Here is a video of a recent protest at the University of California, Berkeley, the nation’s most academically prestigious tax-funded university. It is the premier state school today. It was in 1964. It was in 1880.
This is not a threat to the social order. It is an annoyance for students who want to go to class.
WHERE AND WHEN THE SIXTIES BEGAN
On September 10, 1964, the Free Speech Movement began at Berkeley. Almost no one remembers why.
The University’s Board of Regents had long imposed restrictions on what kinds of recruiting were possible on school property. Everyone involved in student government knew the rules. Every group had to be approved: fraternities, sororities, religious groups, and political activists. The underlying motivation, more than anything, was to restrict religious proselytizing: the church/state separation issue.
There were almost no conservative political groups on any of the six campuses (San Diego was opening with under 200 undergraduates that semester). As an undergraduate, I was probably the hardest core right-winger in any of the student governments on the five campuses. I had been involved in student government. I had been president of the sophomore class (1960) and president of the Associated Men Students (1961). I was part of an elite group of campus leaders called the California Club. The president of the University, Clark Kerr, met with us once year.
In the fall of 1964, a 26-foot strip of land close to the Berkeley campus on Telegraph Avenue had long been used by Left-wing activists for recruiting. They set up tables at the beginning of the school year. In early September, the University’s administration learned that this strip of land was actually inside the boundaries of the campus. So, the rules governing recruiting applied.
The Assistant Dean of Students, Katherine Towle, decided to enforce the rules. She sent out a letter on September 14.

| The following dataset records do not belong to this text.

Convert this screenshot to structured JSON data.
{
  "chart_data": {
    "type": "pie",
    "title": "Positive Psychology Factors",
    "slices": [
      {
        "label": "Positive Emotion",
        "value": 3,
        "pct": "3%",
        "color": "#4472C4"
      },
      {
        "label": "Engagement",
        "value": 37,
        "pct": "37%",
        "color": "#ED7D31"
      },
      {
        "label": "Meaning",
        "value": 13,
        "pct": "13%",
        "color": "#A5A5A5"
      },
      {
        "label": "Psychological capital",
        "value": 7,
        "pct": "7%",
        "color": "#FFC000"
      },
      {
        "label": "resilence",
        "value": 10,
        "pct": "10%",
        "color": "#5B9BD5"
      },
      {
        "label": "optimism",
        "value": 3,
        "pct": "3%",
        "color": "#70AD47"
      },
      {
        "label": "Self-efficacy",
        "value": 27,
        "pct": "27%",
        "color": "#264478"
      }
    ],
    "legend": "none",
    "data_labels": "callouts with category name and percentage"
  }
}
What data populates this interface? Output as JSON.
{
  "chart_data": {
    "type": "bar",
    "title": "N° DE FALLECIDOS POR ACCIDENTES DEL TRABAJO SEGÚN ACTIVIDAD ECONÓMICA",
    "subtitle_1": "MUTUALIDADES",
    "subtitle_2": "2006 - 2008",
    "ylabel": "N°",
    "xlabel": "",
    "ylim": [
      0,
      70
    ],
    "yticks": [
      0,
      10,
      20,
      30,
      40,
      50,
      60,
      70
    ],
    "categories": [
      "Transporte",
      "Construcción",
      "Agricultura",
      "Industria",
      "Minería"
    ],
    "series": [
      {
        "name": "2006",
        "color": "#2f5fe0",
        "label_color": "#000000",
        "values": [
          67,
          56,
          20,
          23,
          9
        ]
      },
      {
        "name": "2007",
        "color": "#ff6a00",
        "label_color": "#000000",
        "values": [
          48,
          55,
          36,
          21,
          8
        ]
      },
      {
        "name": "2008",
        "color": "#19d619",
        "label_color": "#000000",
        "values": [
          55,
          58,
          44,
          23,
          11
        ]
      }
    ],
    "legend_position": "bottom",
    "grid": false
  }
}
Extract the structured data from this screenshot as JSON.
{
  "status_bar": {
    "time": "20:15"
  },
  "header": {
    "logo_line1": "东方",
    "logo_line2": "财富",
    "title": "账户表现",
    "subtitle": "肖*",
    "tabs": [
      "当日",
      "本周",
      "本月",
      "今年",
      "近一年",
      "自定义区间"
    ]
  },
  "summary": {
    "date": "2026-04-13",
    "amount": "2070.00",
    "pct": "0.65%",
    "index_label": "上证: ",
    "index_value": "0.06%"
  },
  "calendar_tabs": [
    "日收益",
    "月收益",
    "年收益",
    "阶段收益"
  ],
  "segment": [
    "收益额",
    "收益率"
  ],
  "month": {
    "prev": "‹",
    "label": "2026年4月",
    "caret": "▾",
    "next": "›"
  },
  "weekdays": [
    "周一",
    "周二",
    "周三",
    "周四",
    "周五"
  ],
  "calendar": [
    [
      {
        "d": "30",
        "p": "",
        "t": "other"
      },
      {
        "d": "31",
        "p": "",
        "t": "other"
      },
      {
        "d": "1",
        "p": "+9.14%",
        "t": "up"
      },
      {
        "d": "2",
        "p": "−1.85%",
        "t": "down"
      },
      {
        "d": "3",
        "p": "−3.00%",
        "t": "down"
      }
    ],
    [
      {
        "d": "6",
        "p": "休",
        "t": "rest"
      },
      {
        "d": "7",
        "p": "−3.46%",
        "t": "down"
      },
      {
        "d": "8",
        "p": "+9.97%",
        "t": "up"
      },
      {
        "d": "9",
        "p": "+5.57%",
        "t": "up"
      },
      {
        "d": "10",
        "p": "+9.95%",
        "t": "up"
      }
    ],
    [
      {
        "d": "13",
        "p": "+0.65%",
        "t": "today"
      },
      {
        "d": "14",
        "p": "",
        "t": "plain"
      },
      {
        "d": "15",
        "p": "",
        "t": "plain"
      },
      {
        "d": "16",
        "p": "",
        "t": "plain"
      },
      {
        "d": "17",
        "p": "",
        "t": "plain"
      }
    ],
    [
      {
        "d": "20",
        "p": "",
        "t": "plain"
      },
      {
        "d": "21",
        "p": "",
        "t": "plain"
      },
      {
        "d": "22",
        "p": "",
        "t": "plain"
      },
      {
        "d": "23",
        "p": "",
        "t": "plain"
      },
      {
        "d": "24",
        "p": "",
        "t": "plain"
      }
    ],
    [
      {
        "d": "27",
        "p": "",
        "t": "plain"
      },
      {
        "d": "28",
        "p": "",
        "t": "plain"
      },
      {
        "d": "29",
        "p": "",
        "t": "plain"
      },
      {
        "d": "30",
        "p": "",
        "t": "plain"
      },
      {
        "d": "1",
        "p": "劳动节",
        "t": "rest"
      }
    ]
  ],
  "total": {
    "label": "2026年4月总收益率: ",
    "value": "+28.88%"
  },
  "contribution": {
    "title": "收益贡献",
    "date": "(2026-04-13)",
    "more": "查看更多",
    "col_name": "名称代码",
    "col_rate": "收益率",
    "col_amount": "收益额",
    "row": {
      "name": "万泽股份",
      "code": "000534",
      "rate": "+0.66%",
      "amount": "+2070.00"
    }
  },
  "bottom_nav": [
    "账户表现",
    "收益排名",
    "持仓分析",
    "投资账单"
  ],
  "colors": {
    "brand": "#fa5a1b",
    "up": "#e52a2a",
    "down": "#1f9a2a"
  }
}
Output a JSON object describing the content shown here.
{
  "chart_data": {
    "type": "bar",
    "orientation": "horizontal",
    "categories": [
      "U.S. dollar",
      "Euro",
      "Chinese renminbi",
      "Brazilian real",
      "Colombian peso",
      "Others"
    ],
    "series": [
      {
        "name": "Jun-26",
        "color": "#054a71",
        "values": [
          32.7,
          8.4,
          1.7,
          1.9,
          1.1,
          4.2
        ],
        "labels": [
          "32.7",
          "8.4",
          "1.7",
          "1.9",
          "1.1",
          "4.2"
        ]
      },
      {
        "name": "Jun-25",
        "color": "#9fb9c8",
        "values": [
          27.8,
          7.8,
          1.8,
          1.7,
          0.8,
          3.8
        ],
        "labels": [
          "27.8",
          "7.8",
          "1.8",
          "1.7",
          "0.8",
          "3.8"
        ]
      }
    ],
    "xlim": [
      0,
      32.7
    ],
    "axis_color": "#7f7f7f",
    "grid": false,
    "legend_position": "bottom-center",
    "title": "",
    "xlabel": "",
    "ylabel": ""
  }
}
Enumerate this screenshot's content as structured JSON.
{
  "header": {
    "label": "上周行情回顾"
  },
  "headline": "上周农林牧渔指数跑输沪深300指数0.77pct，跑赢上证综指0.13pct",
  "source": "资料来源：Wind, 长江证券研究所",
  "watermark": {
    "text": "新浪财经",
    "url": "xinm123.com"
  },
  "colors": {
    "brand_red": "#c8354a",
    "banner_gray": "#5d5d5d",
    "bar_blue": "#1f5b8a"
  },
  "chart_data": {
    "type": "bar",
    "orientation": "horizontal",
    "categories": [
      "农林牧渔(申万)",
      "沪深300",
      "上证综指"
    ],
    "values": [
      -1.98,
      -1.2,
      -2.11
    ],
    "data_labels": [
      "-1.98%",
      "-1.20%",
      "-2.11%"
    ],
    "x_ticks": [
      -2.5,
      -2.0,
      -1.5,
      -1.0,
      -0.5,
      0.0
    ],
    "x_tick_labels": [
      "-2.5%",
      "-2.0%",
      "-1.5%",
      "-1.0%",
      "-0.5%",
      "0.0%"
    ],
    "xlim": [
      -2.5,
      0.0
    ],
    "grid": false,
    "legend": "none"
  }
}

“Provisions of the policy of The Regents concerning `Use of University Facilities’ will be strictly enforced in all areas designated as property of The Regents… including the 26-foot strip of brick walkway at the campus entrance on Bancroft Way and Telegraph Avenue…””Specifically, Section III of the (Regents’) policy…prohibits the use of University facilities `for the purpose of soliciting party membership or supporting or opposing particular candidates or propositions in local, state or national elections,’ except that Chief Campus Officers `shall establish rules under which candidates for public office (or their designated representatives) may be afforded like opportunity to speak upon the campuses at meetings where the audience is limited to the campus community.’ Similarly, Chief Campus Officers “shall establish rules under which persons supporting or opposing propositions in state or local elections may be afforded like opportunity to speak upon the campuses at meetings where the audience is limited to the campus community.”
“Section III also prohibits the use of University facilities `for the purpose of religious worship, exercise or conversion.’ Section IV of the policy states further that University facilities `may not be used for the purpose of raising money to aid projects not directly connected with some authorized activity of the University…’
“Now that the so-called `speaker ban’ is gone, and the open forum is a reality, student organizations have ample opportunity to present to campus audiences on a `special event’ basis an unlimited number of speakers on a variety of subjects, provided the few basic rules concerning notification and sponsorship are observed… The `Hyde Park’ area in the Student Union Plaza is also available for impromptu, unscheduled speeches by students and staff.
“It should be noted also that this area on Bancroft Way… has now been added to the list of designated areas for the distribution of handbills, circulars or pamphlets by University students and staff in accordance with Berkeley campus policy. Posters, easels and card tables will not be permitted in this area because of interference with the flow of (pedestrian) traffic. University facilities may not, of course, be used to support or advocate off-campus political or social action.
“We ask for the cooperation of every student and student organization in observing the full implementation of these policies. If you have any questions, please do not hesitate to come to the Office of the Dean of Students, 201 Sproul Hall.”
This was reasonable. She was enforcing the rules.